Investors looking for stocks in the Aerospace - Defense sector might want to consider either RTX (RTX) or Airbus Group (EADSY). But which of these two stocks is more attractive to value investors? We'll need to take a closer look to find out.
The best way to find great value stocks is to pair a strong Zacks Rank with an impressive grade in the Value category of our Style Scores system. The Zacks Rank is a proven strategy that targets companies with positive earnings estimate revision trends, while our Style Scores work to grade companies based on specific traits.
RTX and Airbus Group are sporting Zacks Ranks of #2 (Buy) and #5 (Strong Sell), respectively, right now. The Zacks Rank favors stocks that have recently seen positive revisions to their earnings estimates, so investors should rest assured that RTX has an improving earnings outlook. But this is just one piece of the puzzle for value investors.
Value investors analyze a variety of traditional, tried-and-true metrics to help find companies that they believe are undervalued at their current share price levels.
The Value category of the Style Scores system identifies undervalued companies by looking at a number of key metrics. These include the long-favored P/E ratio, P/S ratio, earnings yield, cash flow per share, and a variety of other fundamentals that help us determine a company's fair value.

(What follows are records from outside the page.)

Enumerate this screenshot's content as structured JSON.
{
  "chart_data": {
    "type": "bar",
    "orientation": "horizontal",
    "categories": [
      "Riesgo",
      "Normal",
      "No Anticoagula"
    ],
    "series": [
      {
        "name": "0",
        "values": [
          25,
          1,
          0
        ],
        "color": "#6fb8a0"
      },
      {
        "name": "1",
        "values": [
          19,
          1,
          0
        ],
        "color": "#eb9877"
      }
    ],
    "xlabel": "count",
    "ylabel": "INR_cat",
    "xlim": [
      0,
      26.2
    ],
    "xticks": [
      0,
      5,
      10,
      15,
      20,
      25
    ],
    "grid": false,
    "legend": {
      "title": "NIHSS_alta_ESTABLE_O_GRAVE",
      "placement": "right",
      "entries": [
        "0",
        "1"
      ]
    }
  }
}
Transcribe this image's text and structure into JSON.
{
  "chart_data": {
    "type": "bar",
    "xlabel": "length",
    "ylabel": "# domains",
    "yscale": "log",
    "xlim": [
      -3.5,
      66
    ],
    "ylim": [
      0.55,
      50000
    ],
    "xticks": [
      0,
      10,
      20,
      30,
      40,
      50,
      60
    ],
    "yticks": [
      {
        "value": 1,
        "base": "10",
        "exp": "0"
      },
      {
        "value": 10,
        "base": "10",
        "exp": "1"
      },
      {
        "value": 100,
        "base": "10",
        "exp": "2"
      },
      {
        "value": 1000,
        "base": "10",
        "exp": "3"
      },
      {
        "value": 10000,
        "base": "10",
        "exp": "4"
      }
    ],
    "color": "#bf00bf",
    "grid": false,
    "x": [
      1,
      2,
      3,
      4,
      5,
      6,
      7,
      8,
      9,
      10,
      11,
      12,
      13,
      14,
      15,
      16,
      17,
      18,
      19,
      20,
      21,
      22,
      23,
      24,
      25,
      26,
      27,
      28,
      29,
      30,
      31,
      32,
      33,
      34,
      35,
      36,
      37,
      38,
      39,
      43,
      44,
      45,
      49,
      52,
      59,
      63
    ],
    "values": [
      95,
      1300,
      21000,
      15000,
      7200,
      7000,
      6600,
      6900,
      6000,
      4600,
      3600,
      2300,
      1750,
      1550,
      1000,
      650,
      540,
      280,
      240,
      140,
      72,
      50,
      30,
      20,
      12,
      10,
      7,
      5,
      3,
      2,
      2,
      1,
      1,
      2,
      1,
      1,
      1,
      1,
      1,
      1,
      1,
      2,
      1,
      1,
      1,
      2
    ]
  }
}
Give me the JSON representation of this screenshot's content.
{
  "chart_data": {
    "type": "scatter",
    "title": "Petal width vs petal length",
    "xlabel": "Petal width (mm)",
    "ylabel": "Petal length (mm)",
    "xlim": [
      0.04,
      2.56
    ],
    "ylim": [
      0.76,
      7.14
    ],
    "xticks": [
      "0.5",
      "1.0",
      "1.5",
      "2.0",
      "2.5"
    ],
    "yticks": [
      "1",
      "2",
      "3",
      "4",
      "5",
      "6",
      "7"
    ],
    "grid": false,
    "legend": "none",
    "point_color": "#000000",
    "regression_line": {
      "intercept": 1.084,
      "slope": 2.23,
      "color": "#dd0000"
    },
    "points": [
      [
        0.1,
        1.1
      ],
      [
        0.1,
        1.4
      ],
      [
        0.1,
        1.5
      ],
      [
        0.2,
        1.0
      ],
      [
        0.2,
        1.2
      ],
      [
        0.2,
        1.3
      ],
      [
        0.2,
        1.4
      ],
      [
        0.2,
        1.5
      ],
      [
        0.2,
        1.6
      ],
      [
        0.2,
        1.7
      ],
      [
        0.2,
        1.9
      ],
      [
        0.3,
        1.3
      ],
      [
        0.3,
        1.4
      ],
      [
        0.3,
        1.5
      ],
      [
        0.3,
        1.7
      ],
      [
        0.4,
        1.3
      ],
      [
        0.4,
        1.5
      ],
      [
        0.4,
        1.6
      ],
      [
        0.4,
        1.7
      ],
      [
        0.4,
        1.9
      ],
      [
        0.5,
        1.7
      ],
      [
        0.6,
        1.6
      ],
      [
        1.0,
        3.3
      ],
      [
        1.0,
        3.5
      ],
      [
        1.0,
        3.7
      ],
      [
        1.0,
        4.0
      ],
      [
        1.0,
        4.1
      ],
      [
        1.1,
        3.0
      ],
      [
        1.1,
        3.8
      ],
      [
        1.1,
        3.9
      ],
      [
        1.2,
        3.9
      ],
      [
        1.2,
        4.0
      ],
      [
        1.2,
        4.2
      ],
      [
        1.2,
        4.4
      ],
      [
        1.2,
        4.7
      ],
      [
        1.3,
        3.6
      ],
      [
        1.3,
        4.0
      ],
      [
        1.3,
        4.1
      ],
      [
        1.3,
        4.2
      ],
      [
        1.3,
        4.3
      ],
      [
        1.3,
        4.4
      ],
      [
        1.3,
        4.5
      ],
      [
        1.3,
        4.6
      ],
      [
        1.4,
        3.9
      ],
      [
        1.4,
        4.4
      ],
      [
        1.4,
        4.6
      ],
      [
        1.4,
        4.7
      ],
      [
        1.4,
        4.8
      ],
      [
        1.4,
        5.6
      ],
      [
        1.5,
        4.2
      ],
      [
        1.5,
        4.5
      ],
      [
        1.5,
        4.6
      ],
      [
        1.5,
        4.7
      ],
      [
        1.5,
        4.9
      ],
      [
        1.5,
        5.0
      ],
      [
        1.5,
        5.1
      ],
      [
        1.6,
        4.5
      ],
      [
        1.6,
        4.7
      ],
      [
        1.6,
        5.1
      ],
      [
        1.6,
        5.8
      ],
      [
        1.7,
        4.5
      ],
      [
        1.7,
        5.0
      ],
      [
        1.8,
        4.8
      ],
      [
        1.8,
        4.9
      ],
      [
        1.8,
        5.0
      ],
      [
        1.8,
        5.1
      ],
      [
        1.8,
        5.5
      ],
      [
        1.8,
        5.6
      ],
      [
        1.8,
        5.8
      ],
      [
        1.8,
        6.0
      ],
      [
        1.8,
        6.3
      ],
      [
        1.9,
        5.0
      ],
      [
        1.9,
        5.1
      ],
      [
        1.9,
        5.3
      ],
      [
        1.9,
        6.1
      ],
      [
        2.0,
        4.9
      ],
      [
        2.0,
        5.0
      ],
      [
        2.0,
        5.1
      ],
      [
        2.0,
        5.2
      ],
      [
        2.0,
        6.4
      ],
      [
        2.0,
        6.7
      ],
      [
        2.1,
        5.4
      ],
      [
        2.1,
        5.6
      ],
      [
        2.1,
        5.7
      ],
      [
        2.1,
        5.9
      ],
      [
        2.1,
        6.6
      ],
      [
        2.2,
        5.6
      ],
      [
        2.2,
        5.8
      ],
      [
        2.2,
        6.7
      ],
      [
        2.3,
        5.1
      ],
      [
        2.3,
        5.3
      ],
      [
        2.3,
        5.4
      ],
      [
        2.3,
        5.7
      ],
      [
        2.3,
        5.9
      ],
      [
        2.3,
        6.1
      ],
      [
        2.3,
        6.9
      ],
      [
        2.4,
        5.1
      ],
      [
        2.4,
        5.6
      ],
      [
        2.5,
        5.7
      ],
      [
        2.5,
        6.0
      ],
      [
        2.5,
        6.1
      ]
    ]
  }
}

RTX currently has a forward P/E ratio of 20.55, while EADSY has a forward P/E of 25.25. We also note that RTX has a PEG ratio of 2.12. This popular metric is similar to the widely-known P/E ratio, with the difference being that the PEG ratio also takes into account the company's expected earnings growth rate. EADSY currently has a PEG ratio of 2.70.
Another notable valuation metric for RTX is its P/B ratio of 2.71. The P/B ratio pits a stock's market value against its book value, which is defined as total assets minus total liabilities. For comparison, EADSY has a P/B of 6.62.
These metrics, and several others, help RTX earn a Value grade of B, while EADSY has been given a Value grade of F.
RTX stands above EADSY thanks to its solid earnings outlook, and based on these valuation figures, we also feel that RTX is the superior value option right now.